Otra gasolinera fue ubicada de plena avenida de Los Héroes, a unos cuantos pasos de una escuela secundaria. Para variar, los padres de familia y los habitantes de esa zona protestaron tan enérgica como inútilmente, sin que la autoridad municipal tomase en serio sus reclamos.

Recientemente inició la instalación de otra gasolinera, en el cruce de las avenidas Erick Paolo Martínez y del Magisterio. Los trabajos comenzaron sin que los vecinos tuviesen la oportunidad de reaccionar y tan sólo está pendiente la fecha de apertura.

A todo esto, si hubo una voluntad superior esto es lo de menos, ya que el principal responsable fue en su momento el Ayuntamiento capitalino que decidió por la libre, como si los habitantes fuésemos un lastre que tan sólo cuenta al momento de las votaciones.

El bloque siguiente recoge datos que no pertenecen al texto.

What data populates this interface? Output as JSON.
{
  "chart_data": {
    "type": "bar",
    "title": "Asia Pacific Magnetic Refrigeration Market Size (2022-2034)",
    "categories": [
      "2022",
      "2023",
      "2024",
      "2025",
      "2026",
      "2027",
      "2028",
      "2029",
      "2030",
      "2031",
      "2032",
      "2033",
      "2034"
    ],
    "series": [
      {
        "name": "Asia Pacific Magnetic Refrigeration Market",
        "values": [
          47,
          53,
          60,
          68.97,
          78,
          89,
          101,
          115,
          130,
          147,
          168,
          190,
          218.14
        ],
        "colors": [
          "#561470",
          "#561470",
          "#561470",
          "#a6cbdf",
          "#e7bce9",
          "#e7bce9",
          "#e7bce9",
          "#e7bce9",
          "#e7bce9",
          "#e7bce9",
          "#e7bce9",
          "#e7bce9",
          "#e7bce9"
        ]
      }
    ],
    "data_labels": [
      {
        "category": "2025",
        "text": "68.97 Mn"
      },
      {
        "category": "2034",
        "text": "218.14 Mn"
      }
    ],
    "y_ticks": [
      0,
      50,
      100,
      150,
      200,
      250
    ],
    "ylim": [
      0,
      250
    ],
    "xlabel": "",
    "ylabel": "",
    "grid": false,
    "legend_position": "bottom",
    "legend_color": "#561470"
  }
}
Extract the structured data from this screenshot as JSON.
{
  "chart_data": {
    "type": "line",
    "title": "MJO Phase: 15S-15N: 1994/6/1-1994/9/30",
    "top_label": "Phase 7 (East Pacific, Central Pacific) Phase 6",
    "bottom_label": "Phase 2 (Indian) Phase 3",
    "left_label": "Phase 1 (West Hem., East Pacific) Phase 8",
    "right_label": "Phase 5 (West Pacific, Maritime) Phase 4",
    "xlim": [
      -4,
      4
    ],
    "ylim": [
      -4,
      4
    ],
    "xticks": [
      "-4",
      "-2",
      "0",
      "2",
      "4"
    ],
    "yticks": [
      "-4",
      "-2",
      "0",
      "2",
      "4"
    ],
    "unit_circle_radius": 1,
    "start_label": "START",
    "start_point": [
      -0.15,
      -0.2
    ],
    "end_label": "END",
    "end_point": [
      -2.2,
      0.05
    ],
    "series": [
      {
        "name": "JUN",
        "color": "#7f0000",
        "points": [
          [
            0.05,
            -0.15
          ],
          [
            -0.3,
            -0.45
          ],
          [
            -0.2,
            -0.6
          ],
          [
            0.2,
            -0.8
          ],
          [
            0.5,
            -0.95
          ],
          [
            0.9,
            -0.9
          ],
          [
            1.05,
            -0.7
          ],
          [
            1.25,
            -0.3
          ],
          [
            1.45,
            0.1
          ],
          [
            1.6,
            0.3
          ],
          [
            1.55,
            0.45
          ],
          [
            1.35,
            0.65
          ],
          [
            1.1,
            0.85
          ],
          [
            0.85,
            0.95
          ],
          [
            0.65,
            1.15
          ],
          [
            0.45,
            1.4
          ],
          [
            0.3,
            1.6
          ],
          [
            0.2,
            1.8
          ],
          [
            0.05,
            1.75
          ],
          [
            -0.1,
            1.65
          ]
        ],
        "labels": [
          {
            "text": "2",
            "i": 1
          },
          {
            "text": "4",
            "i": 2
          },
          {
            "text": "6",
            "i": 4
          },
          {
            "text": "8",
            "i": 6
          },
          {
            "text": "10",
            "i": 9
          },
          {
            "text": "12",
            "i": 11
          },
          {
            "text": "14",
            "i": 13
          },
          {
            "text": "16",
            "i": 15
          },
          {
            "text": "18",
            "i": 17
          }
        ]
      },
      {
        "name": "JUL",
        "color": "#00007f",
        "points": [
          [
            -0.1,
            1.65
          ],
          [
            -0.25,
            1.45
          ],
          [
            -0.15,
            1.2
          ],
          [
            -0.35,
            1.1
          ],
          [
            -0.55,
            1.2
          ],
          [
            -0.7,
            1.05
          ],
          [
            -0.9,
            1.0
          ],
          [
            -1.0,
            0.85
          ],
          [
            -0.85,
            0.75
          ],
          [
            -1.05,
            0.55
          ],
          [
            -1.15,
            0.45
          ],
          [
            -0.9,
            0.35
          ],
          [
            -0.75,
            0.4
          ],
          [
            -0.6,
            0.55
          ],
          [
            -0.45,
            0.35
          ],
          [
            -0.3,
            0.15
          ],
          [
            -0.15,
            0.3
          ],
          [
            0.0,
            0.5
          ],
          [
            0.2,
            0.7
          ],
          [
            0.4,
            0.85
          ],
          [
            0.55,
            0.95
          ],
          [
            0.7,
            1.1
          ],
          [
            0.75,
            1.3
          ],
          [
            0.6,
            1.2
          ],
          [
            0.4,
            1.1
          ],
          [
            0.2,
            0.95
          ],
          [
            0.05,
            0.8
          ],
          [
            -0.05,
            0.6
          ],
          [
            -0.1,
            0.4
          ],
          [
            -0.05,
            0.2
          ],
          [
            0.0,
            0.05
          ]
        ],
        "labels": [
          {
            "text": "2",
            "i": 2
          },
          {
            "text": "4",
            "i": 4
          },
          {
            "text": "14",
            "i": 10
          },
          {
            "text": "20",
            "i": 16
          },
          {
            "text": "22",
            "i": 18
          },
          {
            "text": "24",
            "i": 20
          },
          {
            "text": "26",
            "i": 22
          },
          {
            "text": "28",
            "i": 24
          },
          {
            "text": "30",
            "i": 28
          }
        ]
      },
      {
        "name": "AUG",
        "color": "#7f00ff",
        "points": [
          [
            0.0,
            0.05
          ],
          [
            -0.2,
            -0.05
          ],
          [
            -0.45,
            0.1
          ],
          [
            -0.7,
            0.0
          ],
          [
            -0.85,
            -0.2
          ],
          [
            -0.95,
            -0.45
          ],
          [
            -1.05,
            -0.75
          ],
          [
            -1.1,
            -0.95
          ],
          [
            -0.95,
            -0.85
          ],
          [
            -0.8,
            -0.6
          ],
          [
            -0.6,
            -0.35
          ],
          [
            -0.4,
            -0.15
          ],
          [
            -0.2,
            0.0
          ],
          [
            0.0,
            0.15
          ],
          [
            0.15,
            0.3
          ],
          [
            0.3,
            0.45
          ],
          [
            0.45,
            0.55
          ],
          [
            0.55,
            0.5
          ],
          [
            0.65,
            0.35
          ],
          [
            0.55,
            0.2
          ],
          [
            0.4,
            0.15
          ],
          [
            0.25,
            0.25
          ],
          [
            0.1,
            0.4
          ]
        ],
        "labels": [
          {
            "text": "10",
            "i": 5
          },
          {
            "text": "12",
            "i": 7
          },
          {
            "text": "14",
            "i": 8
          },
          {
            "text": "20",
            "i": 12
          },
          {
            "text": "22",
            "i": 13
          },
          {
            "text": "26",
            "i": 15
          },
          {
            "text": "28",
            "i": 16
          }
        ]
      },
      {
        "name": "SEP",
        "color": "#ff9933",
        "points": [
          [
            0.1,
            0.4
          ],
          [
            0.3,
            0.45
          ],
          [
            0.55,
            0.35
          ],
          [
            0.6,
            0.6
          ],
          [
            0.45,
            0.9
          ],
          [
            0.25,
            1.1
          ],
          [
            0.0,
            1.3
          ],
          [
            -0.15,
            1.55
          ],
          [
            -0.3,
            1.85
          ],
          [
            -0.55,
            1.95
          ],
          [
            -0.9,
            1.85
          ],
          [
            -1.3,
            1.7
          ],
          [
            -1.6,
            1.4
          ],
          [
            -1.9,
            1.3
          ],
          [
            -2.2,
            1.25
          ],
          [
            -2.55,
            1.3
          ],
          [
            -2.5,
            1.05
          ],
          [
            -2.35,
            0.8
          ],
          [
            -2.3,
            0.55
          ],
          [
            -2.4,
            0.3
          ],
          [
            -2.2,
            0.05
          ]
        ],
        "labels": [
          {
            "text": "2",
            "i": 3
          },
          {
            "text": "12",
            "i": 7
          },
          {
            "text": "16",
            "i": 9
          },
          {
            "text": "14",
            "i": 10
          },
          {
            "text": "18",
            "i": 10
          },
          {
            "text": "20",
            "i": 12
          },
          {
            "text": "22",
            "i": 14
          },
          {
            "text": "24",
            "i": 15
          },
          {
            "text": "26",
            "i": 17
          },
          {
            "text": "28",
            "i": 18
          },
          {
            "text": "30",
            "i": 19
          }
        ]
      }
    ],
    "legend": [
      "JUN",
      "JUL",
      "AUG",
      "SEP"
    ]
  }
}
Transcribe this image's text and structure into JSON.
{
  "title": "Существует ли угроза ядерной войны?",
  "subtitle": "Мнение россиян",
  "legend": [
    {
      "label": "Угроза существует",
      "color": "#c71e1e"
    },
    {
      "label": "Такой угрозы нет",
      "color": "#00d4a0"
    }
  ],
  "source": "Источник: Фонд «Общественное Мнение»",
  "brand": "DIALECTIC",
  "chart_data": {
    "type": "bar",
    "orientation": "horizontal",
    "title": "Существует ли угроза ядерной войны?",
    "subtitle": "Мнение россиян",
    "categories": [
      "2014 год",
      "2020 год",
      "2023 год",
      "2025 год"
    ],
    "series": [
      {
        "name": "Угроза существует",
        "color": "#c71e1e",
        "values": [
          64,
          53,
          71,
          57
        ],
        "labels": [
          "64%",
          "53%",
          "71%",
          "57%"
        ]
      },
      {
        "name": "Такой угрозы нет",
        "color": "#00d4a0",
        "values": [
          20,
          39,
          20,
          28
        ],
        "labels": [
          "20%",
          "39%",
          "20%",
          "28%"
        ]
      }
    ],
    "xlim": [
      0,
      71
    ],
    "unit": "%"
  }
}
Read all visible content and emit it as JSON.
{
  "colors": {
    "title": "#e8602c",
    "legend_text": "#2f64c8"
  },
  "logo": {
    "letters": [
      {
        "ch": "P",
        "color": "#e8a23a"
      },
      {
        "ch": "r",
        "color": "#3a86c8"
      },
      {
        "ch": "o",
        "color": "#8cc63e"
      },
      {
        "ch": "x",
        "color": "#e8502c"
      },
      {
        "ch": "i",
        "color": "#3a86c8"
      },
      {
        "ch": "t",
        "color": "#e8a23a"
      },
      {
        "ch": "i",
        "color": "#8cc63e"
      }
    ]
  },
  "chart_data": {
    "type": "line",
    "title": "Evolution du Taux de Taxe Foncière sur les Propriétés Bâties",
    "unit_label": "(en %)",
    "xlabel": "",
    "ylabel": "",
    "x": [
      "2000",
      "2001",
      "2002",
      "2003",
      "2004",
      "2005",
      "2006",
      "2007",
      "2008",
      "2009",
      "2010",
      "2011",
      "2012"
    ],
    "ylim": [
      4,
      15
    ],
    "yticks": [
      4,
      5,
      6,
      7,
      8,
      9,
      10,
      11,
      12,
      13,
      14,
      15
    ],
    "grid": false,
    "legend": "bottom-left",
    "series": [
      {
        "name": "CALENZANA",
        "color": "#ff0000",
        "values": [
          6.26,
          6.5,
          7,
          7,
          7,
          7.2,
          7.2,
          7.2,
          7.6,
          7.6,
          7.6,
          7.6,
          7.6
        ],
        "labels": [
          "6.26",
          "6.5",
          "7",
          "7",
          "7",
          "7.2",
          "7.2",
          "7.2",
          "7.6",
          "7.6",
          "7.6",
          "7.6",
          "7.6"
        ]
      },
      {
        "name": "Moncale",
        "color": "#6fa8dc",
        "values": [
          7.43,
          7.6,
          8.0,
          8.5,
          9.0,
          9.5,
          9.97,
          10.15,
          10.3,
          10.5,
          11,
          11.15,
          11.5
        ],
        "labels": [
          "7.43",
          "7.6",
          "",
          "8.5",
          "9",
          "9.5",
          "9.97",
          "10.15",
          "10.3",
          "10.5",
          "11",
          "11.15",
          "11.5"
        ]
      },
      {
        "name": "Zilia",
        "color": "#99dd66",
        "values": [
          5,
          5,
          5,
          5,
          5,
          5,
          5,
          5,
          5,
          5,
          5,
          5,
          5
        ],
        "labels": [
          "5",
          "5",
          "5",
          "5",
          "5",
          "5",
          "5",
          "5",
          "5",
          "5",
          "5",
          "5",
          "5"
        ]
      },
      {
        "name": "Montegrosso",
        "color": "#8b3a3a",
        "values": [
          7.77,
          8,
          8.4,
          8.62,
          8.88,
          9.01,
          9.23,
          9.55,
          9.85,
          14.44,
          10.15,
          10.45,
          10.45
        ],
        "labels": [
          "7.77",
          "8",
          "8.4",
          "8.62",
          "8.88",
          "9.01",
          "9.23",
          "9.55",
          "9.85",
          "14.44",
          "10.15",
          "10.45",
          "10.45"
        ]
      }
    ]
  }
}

El chetumaleño tiene todo el derecho del mundo a vivir en una zona seleccionada por las características óptimas: escuela cercana, parque de diversiones accesible, hospital a la mano, en fin, todo lo que agrada a nuestras familias.

Incluso, hay negocios que son bien recibidos por los chetumaleños, entre ellos una farmacia tan oportuna ante las emergencias de medianoche. Pero las gasolineras se encuentran en el polo opuesto, por el explosivo ingrediente de inseguridad, malos olores y caos vehicular.

Por ello ninguna gasolinera ha sido instalada en la Colonia Campestre o a unos pasos de colegios de alcurnia en nuestra capital.

Mucho tienen que decirnos las direcciones de Protección Civil a nivel municipal y estatal, pero sus titulares están convencidos de que sus tareas se limitan a vigilar el Mar Caribe en temporada de huracanes, descuidando asignaturas permanentes que deben ser atendidas exclusivamente por ellos.

Al menos otras dos gasolineras vienen en camino para Chetumal, y de nuevo los trabajos iniciarán de golpe y sin decir agua va a los chetumaleños. Porque el Ayuntamiento firmó un cheque en blanco y aprobó su instalación sin hacer la mínima observación, abandonando a su suerte a los chetumaleños y en particular a los damnificados que soportan una gasolinera a las puertas del hogar.